ケミカル・ブラザースの97年作『Dig Your Own Hole』収録曲“Setting Sun”
 

──そういうちょっとした要素が入っただけで〈ビートリッシュ〉だと感じるのは、裏を返せばそれだけビートルズは特殊だったということなのかもしれないですよね。〈ポップスのスタンダード〉と思われがちですが、かなりイビツなところがあったからこそ耳に残るのかなと。

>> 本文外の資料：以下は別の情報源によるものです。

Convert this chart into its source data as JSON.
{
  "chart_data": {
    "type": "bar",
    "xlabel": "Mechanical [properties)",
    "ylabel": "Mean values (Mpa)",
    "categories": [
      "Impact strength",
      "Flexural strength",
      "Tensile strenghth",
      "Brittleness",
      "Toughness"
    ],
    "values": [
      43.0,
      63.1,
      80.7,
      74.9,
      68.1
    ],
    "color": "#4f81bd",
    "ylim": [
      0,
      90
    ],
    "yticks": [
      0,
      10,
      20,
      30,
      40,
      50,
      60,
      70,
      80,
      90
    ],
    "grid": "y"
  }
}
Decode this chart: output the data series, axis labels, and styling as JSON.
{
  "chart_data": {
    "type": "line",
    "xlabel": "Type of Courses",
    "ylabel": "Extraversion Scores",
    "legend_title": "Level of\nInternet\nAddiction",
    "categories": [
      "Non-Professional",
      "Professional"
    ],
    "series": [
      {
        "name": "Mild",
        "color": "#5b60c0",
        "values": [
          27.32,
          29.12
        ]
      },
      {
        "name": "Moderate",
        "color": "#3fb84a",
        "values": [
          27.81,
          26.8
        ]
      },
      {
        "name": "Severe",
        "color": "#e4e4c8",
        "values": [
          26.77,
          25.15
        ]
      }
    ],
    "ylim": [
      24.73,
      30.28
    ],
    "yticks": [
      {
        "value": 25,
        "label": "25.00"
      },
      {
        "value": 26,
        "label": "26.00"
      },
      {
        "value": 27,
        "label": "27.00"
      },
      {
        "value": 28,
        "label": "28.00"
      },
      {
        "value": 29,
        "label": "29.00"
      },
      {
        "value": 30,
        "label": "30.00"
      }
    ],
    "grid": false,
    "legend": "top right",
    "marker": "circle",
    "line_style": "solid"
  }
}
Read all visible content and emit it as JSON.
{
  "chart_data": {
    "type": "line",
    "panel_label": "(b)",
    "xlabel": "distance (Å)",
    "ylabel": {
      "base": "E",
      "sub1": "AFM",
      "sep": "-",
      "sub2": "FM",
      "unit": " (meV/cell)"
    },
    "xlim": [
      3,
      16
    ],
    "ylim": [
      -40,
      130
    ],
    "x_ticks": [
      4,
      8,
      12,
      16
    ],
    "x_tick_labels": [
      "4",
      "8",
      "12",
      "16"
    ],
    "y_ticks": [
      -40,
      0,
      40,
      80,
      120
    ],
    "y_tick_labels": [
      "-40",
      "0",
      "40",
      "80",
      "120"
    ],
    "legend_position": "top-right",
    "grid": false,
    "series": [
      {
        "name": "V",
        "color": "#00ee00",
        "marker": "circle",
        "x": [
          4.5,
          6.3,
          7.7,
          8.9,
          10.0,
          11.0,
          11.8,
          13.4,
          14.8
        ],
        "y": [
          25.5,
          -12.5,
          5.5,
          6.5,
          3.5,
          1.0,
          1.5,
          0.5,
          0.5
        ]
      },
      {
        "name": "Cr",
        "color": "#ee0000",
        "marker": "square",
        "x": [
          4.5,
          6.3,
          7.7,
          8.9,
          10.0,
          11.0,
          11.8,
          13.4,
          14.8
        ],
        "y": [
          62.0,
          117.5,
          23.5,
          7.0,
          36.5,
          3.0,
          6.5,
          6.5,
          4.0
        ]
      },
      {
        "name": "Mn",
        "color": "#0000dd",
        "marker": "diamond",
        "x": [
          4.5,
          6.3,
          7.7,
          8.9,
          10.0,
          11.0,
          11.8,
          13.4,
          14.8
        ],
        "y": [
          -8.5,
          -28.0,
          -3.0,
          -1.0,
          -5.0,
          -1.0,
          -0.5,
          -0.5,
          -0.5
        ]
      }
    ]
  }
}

「まさに黒田さんが『ビートルズの遺伝子ディスク・ガイド』の〈How To Make The Beatles〉という章で書かれていたことですよね。僕も同感です。クリエイターの耳を持つ人なら誰しもが、そこに音楽的なヒントを見出しているというか。ディミニッシュとかはっきり言って変なコードじゃないですか(笑)。そういうものを中後期のビートルズ、とりわけジョージ・ハリスンは効果的に使っていると思うし、そこが好きになってしまう部分なんですよね。僕、本当にディミニッシュコードが大好きで(笑)」

──あははは、わかります!

「まだコードの仕組みなどについて全然知らなかった中学生の頃からジョージのソロの楽曲“Isn’t It A Pity”を取り憑かれるように聴いていたんです。もう、ジョージ・ハリスンの楽曲の虜という感じ。どうしてこんなに好きなのか、後になって調べてみると〈そうか、ここでディミニッシュを使っているのか〉となる。そこからディミニッシュを使っている楽曲をどんどん集めるようにもなっていきましたね」

ジョージ・ハリスンの70年作『All Things Must Pass』収録曲“Isn’t It A Pity”
 

──そういう〈ビートルズの遺伝子〉を受け継いだ、ビートルズ以外の楽曲を聴くことで、よりビートルズの特異さに気づくこともありますよね。確か岩本さんだったと思うんですけど、〈僕はメロトロンの音が少しでも入っていたら、その曲を好きになってしまう〉といった趣旨のことを書いているのを読んで、同じことを考えている人がいるんだ……と思ったのを覚えています。